The sociolinguistic literature on narrative has been highly influenced by Labov and Waletsky (1967) and the ensuing reformulations in Labov (1972) with an emphasis on a closed temporal order in discourse and with a focus on the narrative monologue, the so-called 'big stories' or canonical form of narratives. More recent approaches, referred to as a new narrative turn, have taken stock of this approach by examining 'small stories', or non-canonical forms of narratives – narrative fragments or snippets of talk (Georgakopoulou, 2007). A dimensional approach to the study of narrative proposed already by Ochs and Capps (2001) covers the span between the 'big' and the 'small' stories in which a continuum of possibilities is outlined for five different dimensions of narratives: tellership, tellability, embeddedness, linearity and moral stance. The Labovian approach has been anchored at one end of the continuum, for example including 'one active teller, highly tellable account, relatively detached from surrounding talk and activity, linear temporal and causal organization, and certain, constant moral stance' (Ochs & Capps, 2001: 20). More recent approaches to the study of narrative include other possibilities at various points on the continuum and hence allow for a more in-depth study of emergent identity in interaction. Small stories are also called narratives-in-interaction (Georgakopoulou, 2006), and this term underpins the idea that these stories are not merely isolated fragments in the interaction but that they are inherent to the activity or performance. Baynham (2011) highlights the importance of taking such small stories into account in interviews in addition to the range of non-canonical narrative types (generic/iterative, future/hypothetical and negative).

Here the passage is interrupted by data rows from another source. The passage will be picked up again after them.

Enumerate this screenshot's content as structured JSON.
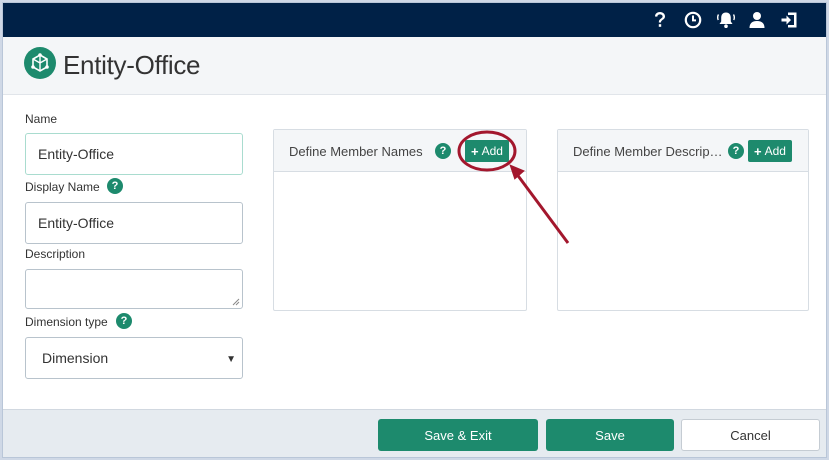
{
  "topbar": {
    "icons": [
      "help-icon",
      "history-icon",
      "notifications-icon",
      "user-icon",
      "logout-icon"
    ]
  },
  "header": {
    "title": "Entity-Office",
    "logo_icon": "entity-cube-icon"
  },
  "form": {
    "name_label": "Name",
    "name_value": "Entity-Office",
    "display_name_label": "Display Name",
    "display_name_value": "Entity-Office",
    "description_label": "Description",
    "description_value": "",
    "dimension_type_label": "Dimension type",
    "dimension_type_value": "Dimension",
    "help_glyph": "?"
  },
  "panels": {
    "member_names": {
      "title": "Define Member Names",
      "add_label": "Add"
    },
    "member_descriptions": {
      "title": "Define Member Descrip…",
      "add_label": "Add"
    }
  },
  "footer": {
    "save_exit_label": "Save & Exit",
    "save_label": "Save",
    "cancel_label": "Cancel"
  },
  "colors": {
    "topbar": "#002147",
    "accent": "#1d8a6d",
    "annotation": "#a3172d"
  }
}
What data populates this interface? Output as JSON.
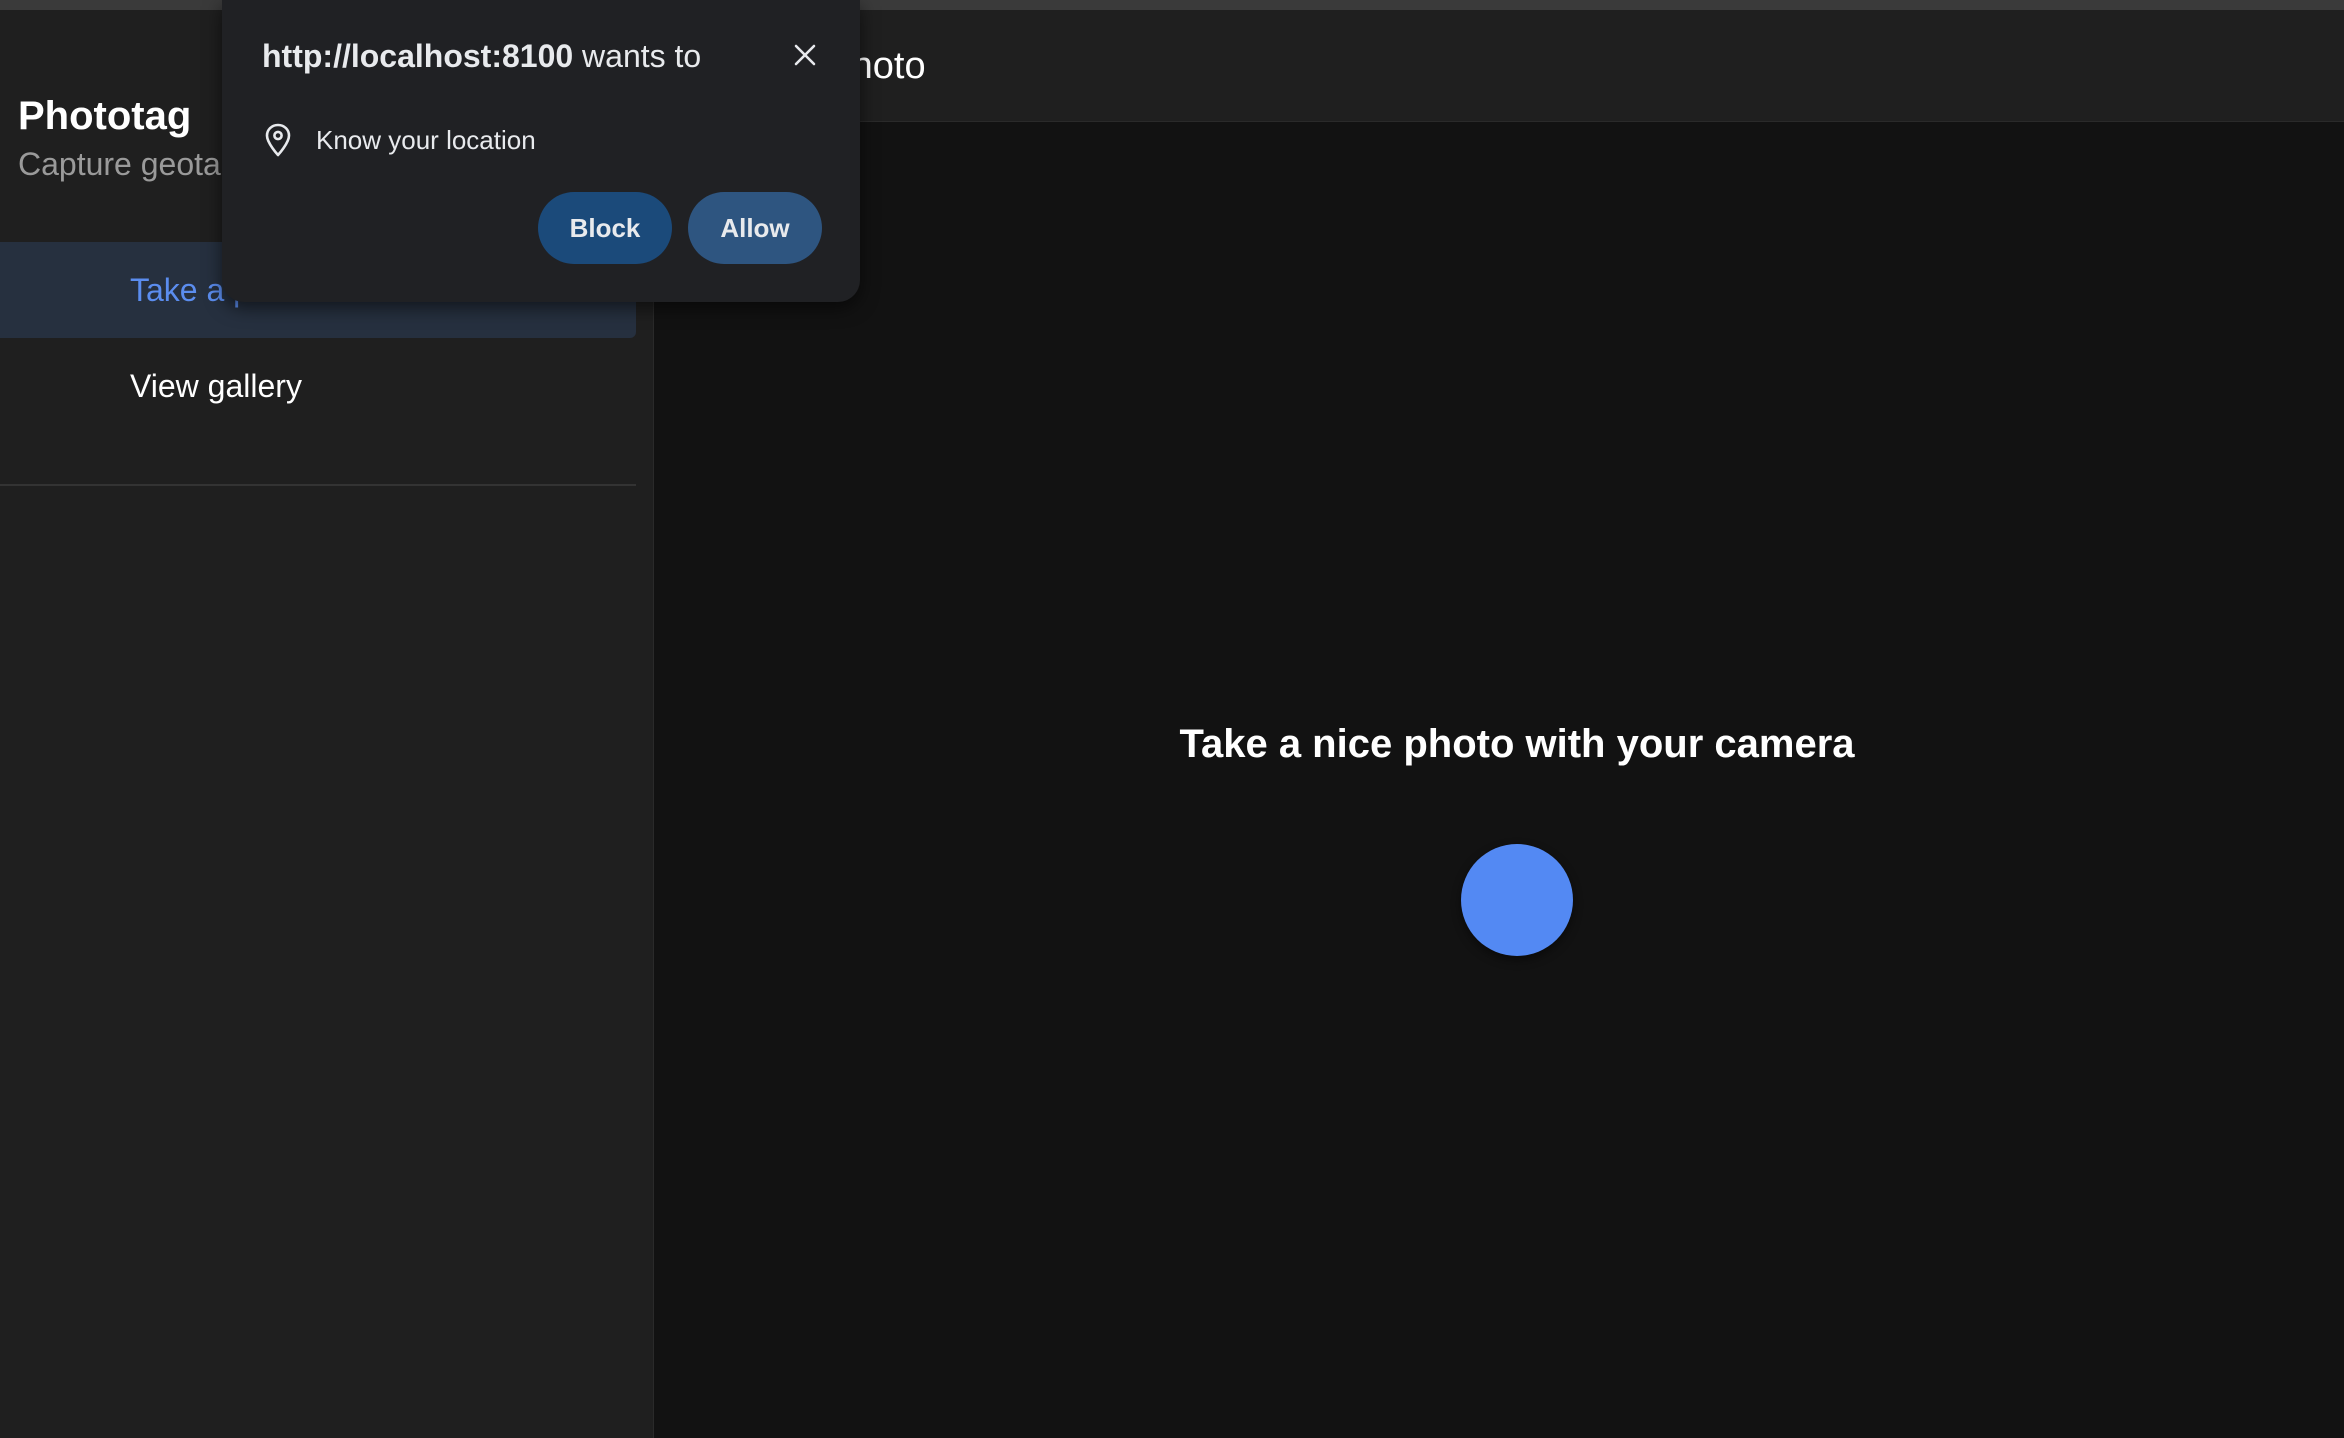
{
  "sidebar": {
    "title": "Phototag",
    "subtitle": "Capture geotagged photos",
    "items": [
      {
        "label": "Take a photo",
        "active": true
      },
      {
        "label": "View gallery",
        "active": false
      }
    ]
  },
  "toolbar": {
    "title": "Take a photo"
  },
  "main": {
    "heading": "Take a nice photo with your camera",
    "capture_color": "#5389f3"
  },
  "permission_popup": {
    "origin": "http://localhost:8100",
    "suffix": " wants to",
    "permission": "Know your location",
    "block_label": "Block",
    "allow_label": "Allow",
    "icon": "location-pin-icon"
  }
}
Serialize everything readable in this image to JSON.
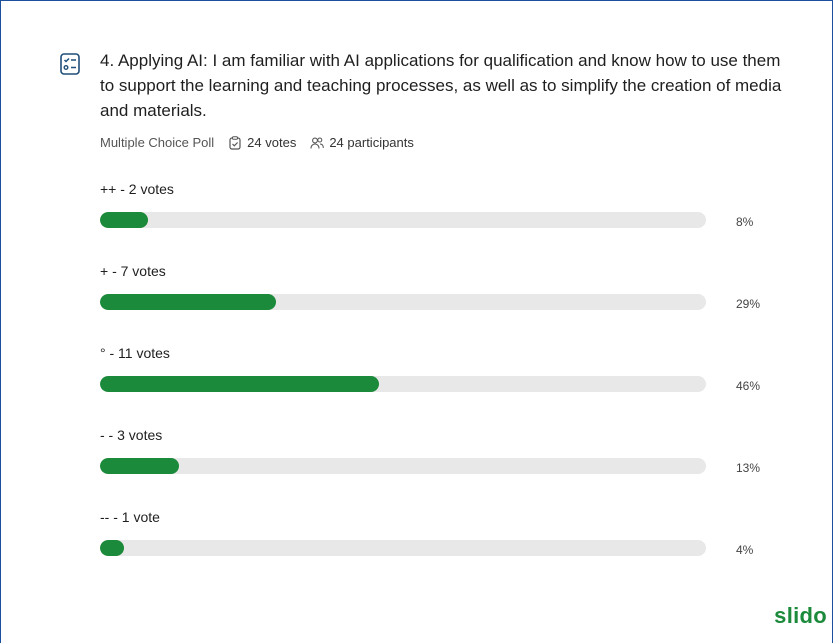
{
  "poll": {
    "title": "4. Applying AI: I am familiar with AI applications for qualification and know how to use them to support the learning and teaching processes, as well as to simplify the creation of media and materials.",
    "type": "Multiple Choice Poll",
    "votes": "24 votes",
    "participants": "24 participants",
    "options": [
      {
        "label": "++ - 2 votes",
        "percent_text": "8%",
        "percent": 8
      },
      {
        "label": "+ - 7 votes",
        "percent_text": "29%",
        "percent": 29
      },
      {
        "label": "° - 11 votes",
        "percent_text": "46%",
        "percent": 46
      },
      {
        "label": "- - 3 votes",
        "percent_text": "13%",
        "percent": 13
      },
      {
        "label": "-- - 1 vote",
        "percent_text": "4%",
        "percent": 4
      }
    ]
  },
  "brand": "slido",
  "colors": {
    "bar": "#1b8a3a",
    "track": "#e8e8e8",
    "frame": "#1c4f9c"
  },
  "icons": {
    "question": "checklist-icon",
    "votes": "clipboard-check-icon",
    "participants": "users-icon"
  }
}
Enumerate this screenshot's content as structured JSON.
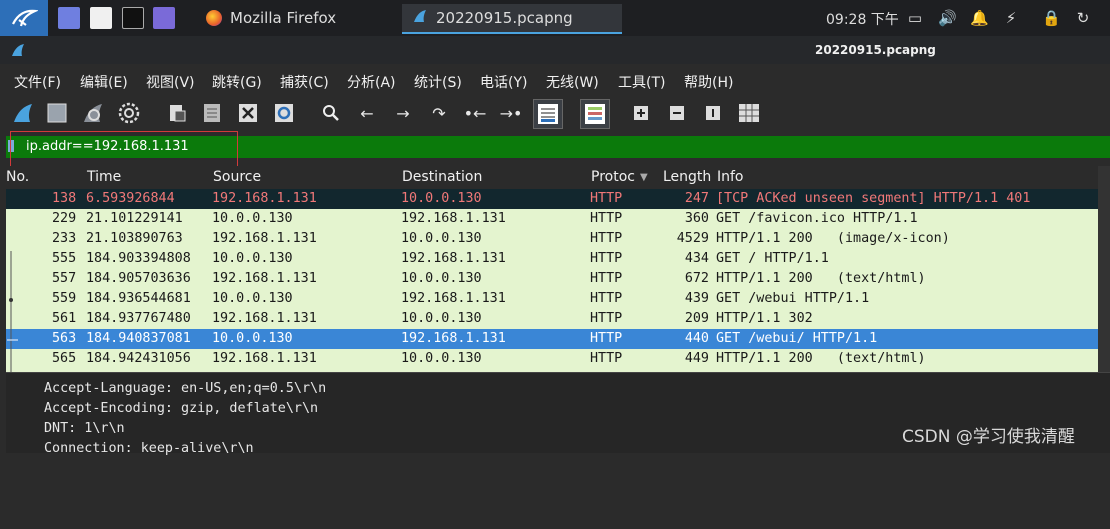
{
  "taskbar": {
    "firefox_label": "Mozilla Firefox",
    "wireshark_label": "20220915.pcapng",
    "clock": "09:28 下午"
  },
  "window": {
    "title": "20220915.pcapng"
  },
  "menu": [
    "文件(F)",
    "编辑(E)",
    "视图(V)",
    "跳转(G)",
    "捕获(C)",
    "分析(A)",
    "统计(S)",
    "电话(Y)",
    "无线(W)",
    "工具(T)",
    "帮助(H)"
  ],
  "filter": {
    "value": "ip.addr==192.168.1.131"
  },
  "columns": [
    "No.",
    "Time",
    "Source",
    "Destination",
    "Protoc",
    "Length",
    "Info"
  ],
  "packets": [
    {
      "no": "138",
      "time": "6.593926844",
      "src": "192.168.1.131",
      "dst": "10.0.0.130",
      "proto": "HTTP",
      "len": "247",
      "info": "[TCP ACKed unseen segment] HTTP/1.1 401"
    },
    {
      "no": "229",
      "time": "21.101229141",
      "src": "10.0.0.130",
      "dst": "192.168.1.131",
      "proto": "HTTP",
      "len": "360",
      "info": "GET /favicon.ico HTTP/1.1"
    },
    {
      "no": "233",
      "time": "21.103890763",
      "src": "192.168.1.131",
      "dst": "10.0.0.130",
      "proto": "HTTP",
      "len": "4529",
      "info": "HTTP/1.1 200   (image/x-icon)"
    },
    {
      "no": "555",
      "time": "184.903394808",
      "src": "10.0.0.130",
      "dst": "192.168.1.131",
      "proto": "HTTP",
      "len": "434",
      "info": "GET / HTTP/1.1"
    },
    {
      "no": "557",
      "time": "184.905703636",
      "src": "192.168.1.131",
      "dst": "10.0.0.130",
      "proto": "HTTP",
      "len": "672",
      "info": "HTTP/1.1 200   (text/html)"
    },
    {
      "no": "559",
      "time": "184.936544681",
      "src": "10.0.0.130",
      "dst": "192.168.1.131",
      "proto": "HTTP",
      "len": "439",
      "info": "GET /webui HTTP/1.1"
    },
    {
      "no": "561",
      "time": "184.937767480",
      "src": "192.168.1.131",
      "dst": "10.0.0.130",
      "proto": "HTTP",
      "len": "209",
      "info": "HTTP/1.1 302"
    },
    {
      "no": "563",
      "time": "184.940837081",
      "src": "10.0.0.130",
      "dst": "192.168.1.131",
      "proto": "HTTP",
      "len": "440",
      "info": "GET /webui/ HTTP/1.1"
    },
    {
      "no": "565",
      "time": "184.942431056",
      "src": "192.168.1.131",
      "dst": "10.0.0.130",
      "proto": "HTTP",
      "len": "449",
      "info": "HTTP/1.1 200   (text/html)"
    }
  ],
  "details": [
    "Accept-Language: en-US,en;q=0.5\\r\\n",
    "Accept-Encoding: gzip, deflate\\r\\n",
    "DNT: 1\\r\\n",
    "Connection: keep-alive\\r\\n"
  ],
  "watermark": "CSDN @学习使我清醒",
  "colors": {
    "filter_bg": "#0b7a0b",
    "selected_row": "#3a86d6",
    "http_row": "#e4f4cf",
    "bad_row_bg": "#12272e",
    "bad_row_fg": "#f07878"
  }
}
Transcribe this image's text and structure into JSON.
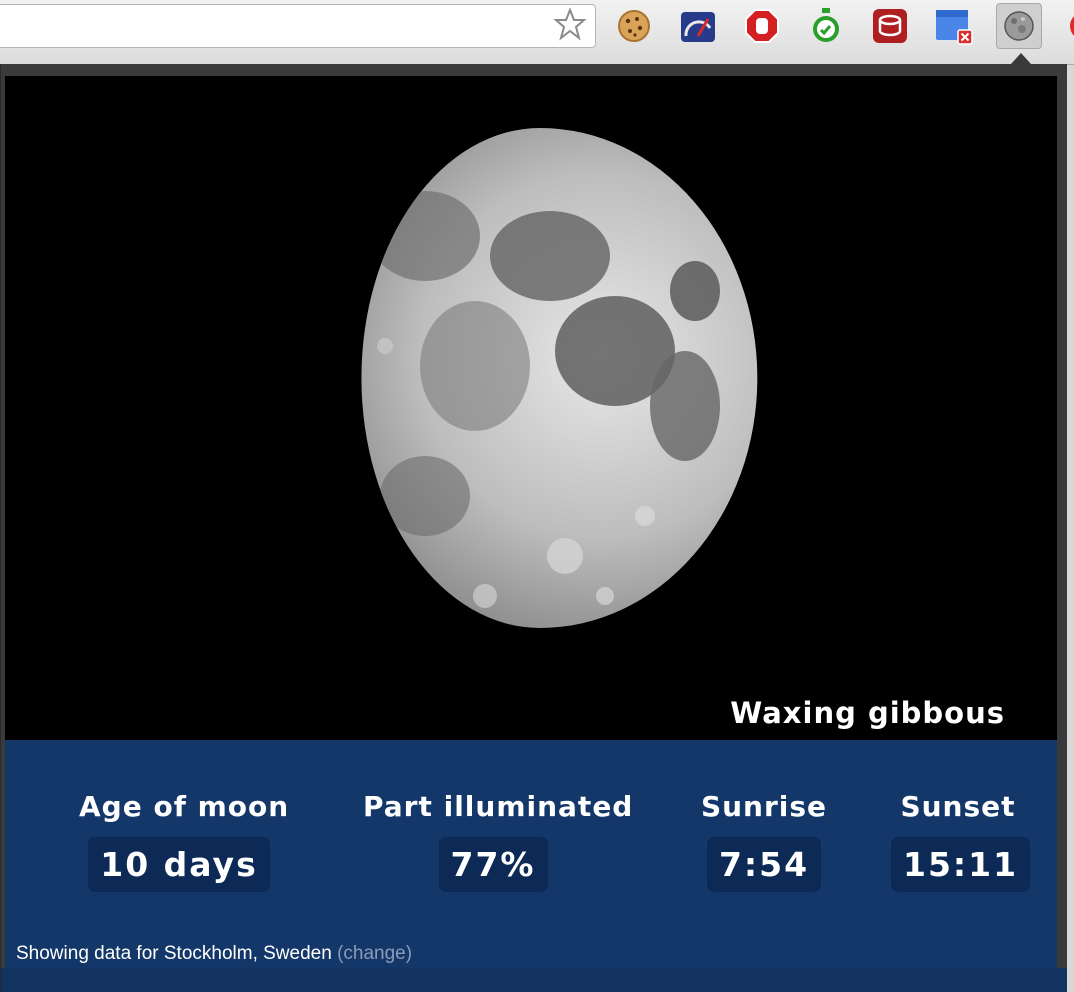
{
  "browser": {
    "extensions": [
      {
        "name": "cookie-extension-icon"
      },
      {
        "name": "speed-dial-extension-icon"
      },
      {
        "name": "adblock-extension-icon"
      },
      {
        "name": "stopwatch-extension-icon"
      },
      {
        "name": "database-extension-icon"
      },
      {
        "name": "calendar-extension-icon"
      },
      {
        "name": "moon-extension-icon"
      }
    ]
  },
  "moon": {
    "phase": "Waxing gibbous",
    "stats": [
      {
        "label": "Age of moon",
        "value": "10 days"
      },
      {
        "label": "Part illuminated",
        "value": "77%"
      },
      {
        "label": "Sunrise",
        "value": "7:54"
      },
      {
        "label": "Sunset",
        "value": "15:11"
      }
    ]
  },
  "location": {
    "prefix": "Showing data for Stockholm, Sweden",
    "change_link": "(change)"
  },
  "colors": {
    "panel": "#14376a",
    "value_box": "#0c2a55",
    "change_link": "#8c9bb6"
  }
}
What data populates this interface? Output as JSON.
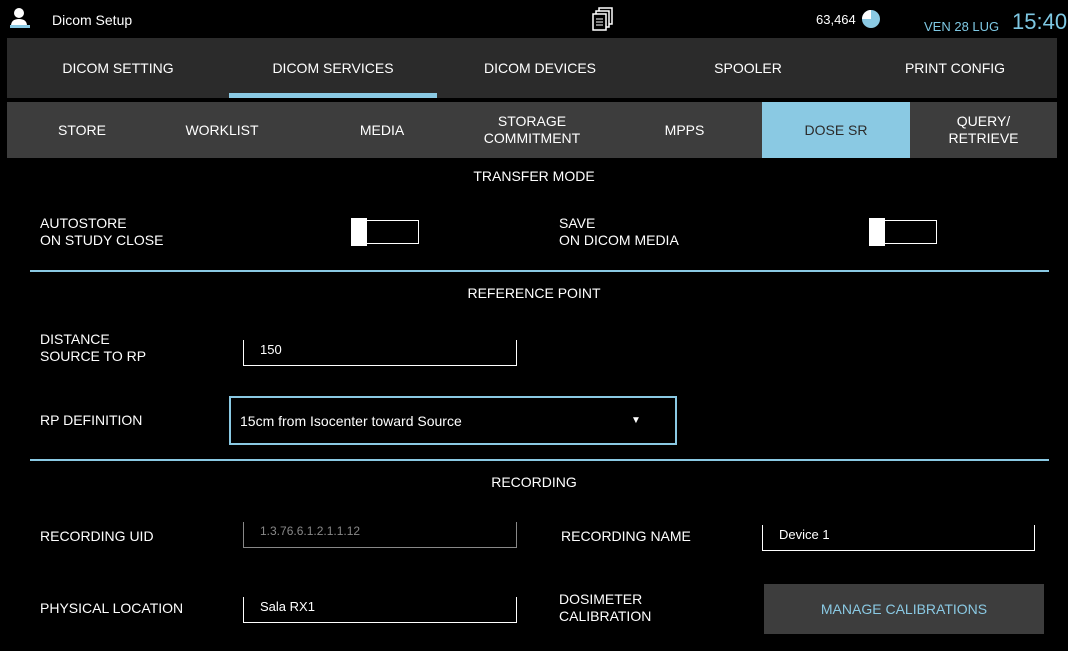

Identity construction in narrative has also been studied through a closer look at the categorization strategies a narrator employs, as 'self-identities are ... often built on the basis of opposition or contrast with others' (De Fina, 2003: 139). In this regard, we may ask what kind of categories are used for self and other description and which ones are the most salient. Moreover, as narratives are often built around actions, we may investigate what kinds of actions and reactions (and implicitly what kinds of values and norms) are associated with those categories. This approach is particularly fruitful for investigating identity construction in relation to language learning and literacy as migrants usually have first-hand experience with these challenges and thus have many stories to tell that involve both literacy events and stories with evaluations of their own and others' success and failure. The focus in our analyses is on how migrant adults talk about, and make sense of, language learning and literacy and hence how they talk about and make sense of themselves and others in particular settings. Autobiographical narratives (cf. Pavlenko, 2007) are indeed important sites for identity construction as they can provide an opportunity to the speaker for negotiating an identity of empowered agency in discourse. Agency is an interesting dimension to the study of identity as it is the 'socioculturally mediated capacity to act' (Ahearn, 2001). Within an immigrant context, agency and power are closely interconnected. Indeed the notion of literacy itself has a power dimension with some literacies more highly evaluated than others. As Purcell-Gates (2007: 3) notes, literacy is 'always constructed and enacted within social and political contexts and subject to the implications of differing power relationships'.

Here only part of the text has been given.